Выбрать главу

Так и теперь было: он все же выдвинул мимоходом и верхний правый ящик, взглянул на стопку исписанных круглым женским почерком листков, и тут же у него неприятно засосало под ложечкой, он даже почувствовал легкое поташнивание, как при взгляде на еду, которая, ты заранее знаешь, невкусна, да что там — просто отвратительна тебе, но ее тем не менее обязательно нужно съесть.

И как же тут не взяться было уверенности, что нет, почти не бывает так в природе, чтобы одной женщине давалось сразу все. Если уж умна, то чаще всего некрасива, а если и личико смазливое, и фигурка замечательная, то лучше бы уж молчала, что ли... Когда два с лишним года назад, незадолго до своей смерти, шеф брал Серебровскую к ним на кафедру, он, при всей его упрямой принципиальности, видимо, невольно все же поддался тому взгляду, свойственному большинству мужчин, что красивой женщине позволяется в жизни чуть больше, чем всякой другой: она может не так вкусно готовить, не так хорошо выполнять свою работу, не особенно, в конце концов, разбираться в науке. Да и кто скажет, кстати, что кандидатские диссертации — удел лишь настоящих ученых, а оперировать могут только люди с искрой божьей? Где бы тогда набрать было столько ученых и хирургов?

А помимо всех этих рассуждений, была тут и некая обязанность нравственного свойства — обязанность перед памятью Александра Ивановича, перед именем которого Каретников до сих пор преклонялся: как же не выпустить Киру Петровну кандидатом наук, если в свое время шеф посчитал возможным взять Серебровскую на кафедру и, насколько помнится, никогда не высказывал сожаления по этому поводу.

Нравственная обязанность перед памятью шефа вполне, однако, уживалась в представлении Андрея Михайловича с тем, что, по справедливости, Кира Петровна все-таки не должна становиться ученым, не ее это дело.
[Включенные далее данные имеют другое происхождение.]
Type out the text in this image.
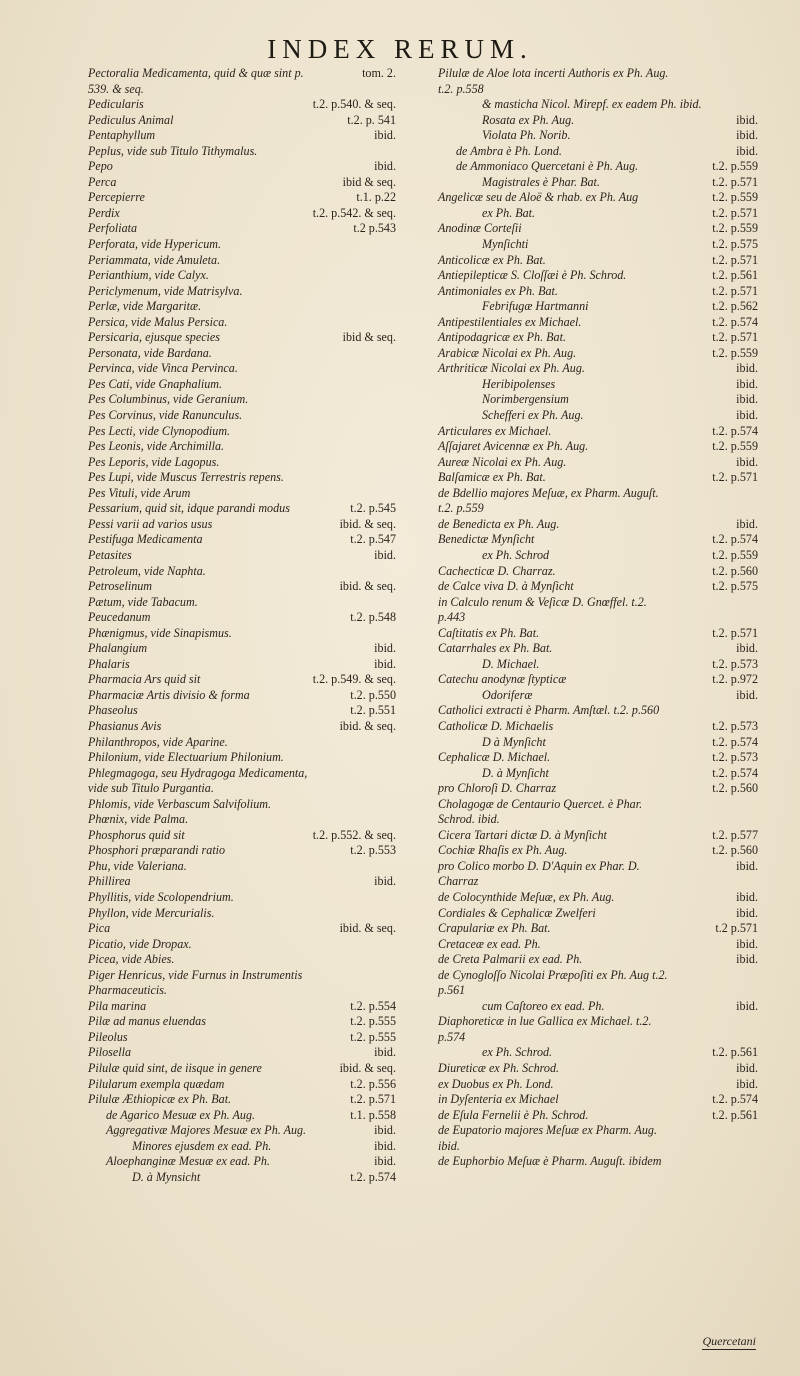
INDEX RERUM.
Pectoralia Medicamenta, quid & quæ sint p. 539. & seq.
tom. 2.
Pedicularis	t.2. p.540. & seq.
Pediculus Animal	t.2. p. 541
Pentaphyllum	ibid.
Peplus, vide sub Titulo Tithymalus.
Pepo	ibid.
Perca	ibid & seq.
Percepierre	t.1. p.22
Perdix	t.2. p.542. & seq.
Perfoliata	t.2 p.543
Perforata, vide Hypericum.
Periammata, vide Amuleta.
Perianthium, vide Calyx.
Periclymenum, vide Matrisylva.
Perlæ, vide Margaritæ.
Persica, vide Malus Persica.
Persicaria, ejusque species	ibid & seq.
Personata, vide Bardana.
Pervinca, vide Vinca Pervinca.
Pes Cati, vide Gnaphalium.
Pes Columbinus, vide Geranium.
Pes Corvinus, vide Ranunculus.
Pes Lecti, vide Clynopodium.
Pes Leonis, vide Archimilla.
Pes Leporis, vide Lagopus.
Pes Lupi, vide Muscus Terrestris repens.
Pes Vituli, vide Arum
Pessarium, quid sit, idque parandi modus	t.2. p.545
Pessi varii ad varios usus	ibid. & seq.
Pestifuga Medicamenta	t.2. p.547
Petasites	ibid.
Petroleum, vide Naphta.
Petroselinum	ibid. & seq.
Pætum, vide Tabacum.
Peucedanum	t.2. p.548
Phænigmus, vide Sinapismus.
Phalangium	ibid.
Phalaris	ibid.
Pharmacia Ars quid sit	t.2. p.549. & seq.
Pharmaciæ Artis divisio & forma	t.2. p.550
Phaseolus	t.2. p.551
Phasianus Avis	ibid. & seq.
Philanthropos, vide Aparine.
Philonium, vide Electuarium Philonium.
Phlegmagoga, seu Hydragoga Medicamenta, vide sub Titulo Purgantia.
Phlomis, vide Verbascum Salvifolium.
Phœnix, vide Palma.
Phosphorus quid sit	t.2. p.552. & seq.
Phosphori præparandi ratio	t.2. p.553
Phu, vide Valeriana.
Phillirea	ibid.
Phyllitis, vide Scolopendrium.
Phyllon, vide Mercurialis.
Pica	ibid. & seq.
Picatio, vide Dropax.
Picea, vide Abies.
Piger Henricus, vide Furnus in Instrumentis Pharmaceuticis.
Pila marina	t.2. p.554
Pilæ ad manus eluendas	t.2. p.555
Pileolus	t.2. p.555
Pilosella	ibid.
Pilulæ quid sint, de iisque in genere	ibid. & seq.
Pilularum exempla quædam	t.2. p.556
Pilulæ Æthiopicæ ex Ph. Bat.	t.2. p.571
de Agarico Mesuæ ex Ph. Aug.	t.1. p.558
Aggregativæ Majores Mesuæ ex Ph. Aug.	ibid.
Minores ejusdem ex ead. Ph.	ibid.
Aloephanginæ Mesuæ ex ead. Ph.	ibid.
D. à Mynsicht	t.2. p.574
Pilulæ de Aloe lota incerti Authoris ex Ph. Aug. t.2. p.558
& masticha Nicol. Mirepf. ex eadem Ph. ibid.
Rosata ex Ph. Aug.	ibid.
Violata Ph. Norib.	ibid.
de Ambra è Ph. Lond.	ibid.
de Ammoniaco Quercetani è Ph. Aug.	t.2. p.559
Magistrales è Phar. Bat.	t.2. p.571
Angelicæ seu de Aloë & rhab. ex Ph. Aug	t.2. p.559
ex Ph. Bat.	t.2. p.571
Anodinæ Corteſii	t.2. p.559
Mynſichti	t.2. p.575
Anticolicæ ex Ph. Bat.	t.2. p.571
Antiepilepticæ S. Cloſſæi è Ph. Schrod.	t.2. p.561
Antimoniales ex Ph. Bat.	t.2. p.571
Febrifugæ Hartmanni	t.2. p.562
Antipestilentiales ex Michael.	t.2. p.574
Antipodagricæ ex Ph. Bat.	t.2. p.571
Arabicæ Nicolai ex Ph. Aug.	t.2. p.559
Arthriticæ Nicolai ex Ph. Aug.	ibid.
Heribipolenses	ibid.
Norimbergensium	ibid.
Schefferi ex Ph. Aug.	ibid.
Articulares ex Michael.	t.2. p.574
Aſſajaret Avicennæ ex Ph. Aug.	t.2. p.559
Aureæ Nicolai ex Ph. Aug.	ibid.
Balſamicæ ex Ph. Bat.	t.2. p.571
de Bdellio majores Meſuæ, ex Pharm. Auguſt. t.2. p.559
de Benedicta ex Ph. Aug.	ibid.
Benedictæ Mynſicht	t.2. p.574
ex Ph. Schrod	t.2. p.559
Cachecticæ D. Charraz.	t.2. p.560
de Calce viva D. à Mynſicht	t.2. p.575
in Calculo renum & Veſicæ D. Gnœffel. t.2. p.443
Caſtitatis ex Ph. Bat.	t.2. p.571
Catarrhales ex Ph. Bat.	ibid.
D. Michael.	t.2. p.573
Catechu anodynæ ſtypticæ	t.2. p.972
Odoriferæ	ibid.
Catholici extracti è Pharm. Amſtæl. t.2. p.560
Catholicæ D. Michaelis	t.2. p.573
D à Mynſicht	t.2. p.574
Cephalicæ D. Michael.	t.2. p.573
D. à Mynſicht	t.2. p.574
pro Chloroſi D. Charraz	t.2. p.560
Cholagogæ de Centaurio Quercet. è Phar. Schrod. ibid.
Cicera Tartari dictæ D. à Mynſicht	t.2. p.577
Cochiæ Rhaſis ex Ph. Aug.	t.2. p.560
pro Colico morbo D. D'Aquin ex Phar. D. Charraz
ibid.
de Colocynthide Meſuæ, ex Ph. Aug.	ibid.
Cordiales & Cephalicæ Zwelferi	ibid.
Crapulariæ ex Ph. Bat.	t.2 p.571
Cretaceæ ex ead. Ph.	ibid.
de Creta Palmarii ex ead. Ph.	ibid.
de Cynogloſſo Nicolai Præpoſiti ex Ph. Aug t.2. p.561
cum Caſtoreo ex ead. Ph.	ibid.
Diaphoreticæ in lue Gallica ex Michael. t.2. p.574
ex Ph. Schrod.	t.2. p.561
Diureticæ ex Ph. Schrod.	ibid.
ex Duobus ex Ph. Lond.	ibid.
in Dyſenteria ex Michael	t.2. p.574
de Eſula Fernelii è Ph. Schrod.	t.2. p.561
de Eupatorio majores Meſuæ ex Pharm. Aug. ibid.
de Euphorbio Meſuæ è Pharm. Auguſt. ibidem
Quercetani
Но ведь и то было верно — и это успокаивало Каретникова, — что и вокруг и рядом встречались десятки, сотни других, которым Кира Петровна ни в чем не уступала. Она и защитится не хуже, да и объективно ее работа не будет слабее других диссертаций. Пять, десять раз Серебровская перепишет каждую свою страницу, но на защиту она выйдет с работой, не требующей никакого снисхождения. В конце концов, тут и авторитет кафедры...

Конечно, эта забота, которая воспринималась Каретниковым исключительно как радение о престижности кафедры, была еще и не просто заботой об их кафедре, а о кафедре, им, Каретниковым, возглавляемой, и о диссертации, им теперь руководимой. А так как все, за что отвечал Андрей Михайлович и по чему, пусть даже косвенно, можно бы было судить о нем как о научном руководителе и заведующем кафедрой, он не любил делать кое-как, то и диссертация Киры Петровны не могла быть кое-какой, сколько бы тут ни пришлось потратить и своих, и ее нервов.

Но, видно, сегодня уже не успеть? Андрей Михайлович обрадовался, что неприятное ему занятие можно перенести на завтра, но, взглянув на часы, разочаровался: оказывается, телефонный разговор и поиски, чем бы занять себя в оставшееся время, раз он так и не собрался уйти пораньше, заняли всего пятнадцать минут. Целый академический час еще оставался.

Каретников решительно выложил на стол рукопись Киры Петровны, и никакие соображения не занимали его сейчас, кроме нетерпеливого желания, чтобы вся эта работа оказалась уже в прошлом. Так он и поступал в детстве с ненавистной ему математикой, садясь дома за уроки: если уж нельзя было не делать, то лучше сделать это поскорее, чтобы избавиться.

По мере того как Андрей Михайлович читал рукопись, настроение его портилось. Раздраженно он пытался связать между собой отдельные абзацы, уловить смысл в длинных предложениях, но все повисало, безобразно расползалось, и от невозможности хоть как-то понять, зачем все это, ради какой мысли, Каретникову в эти минуты и сама Кира Петровна была неприятна, и себя он чувствовал чуть ли не оскорбленным.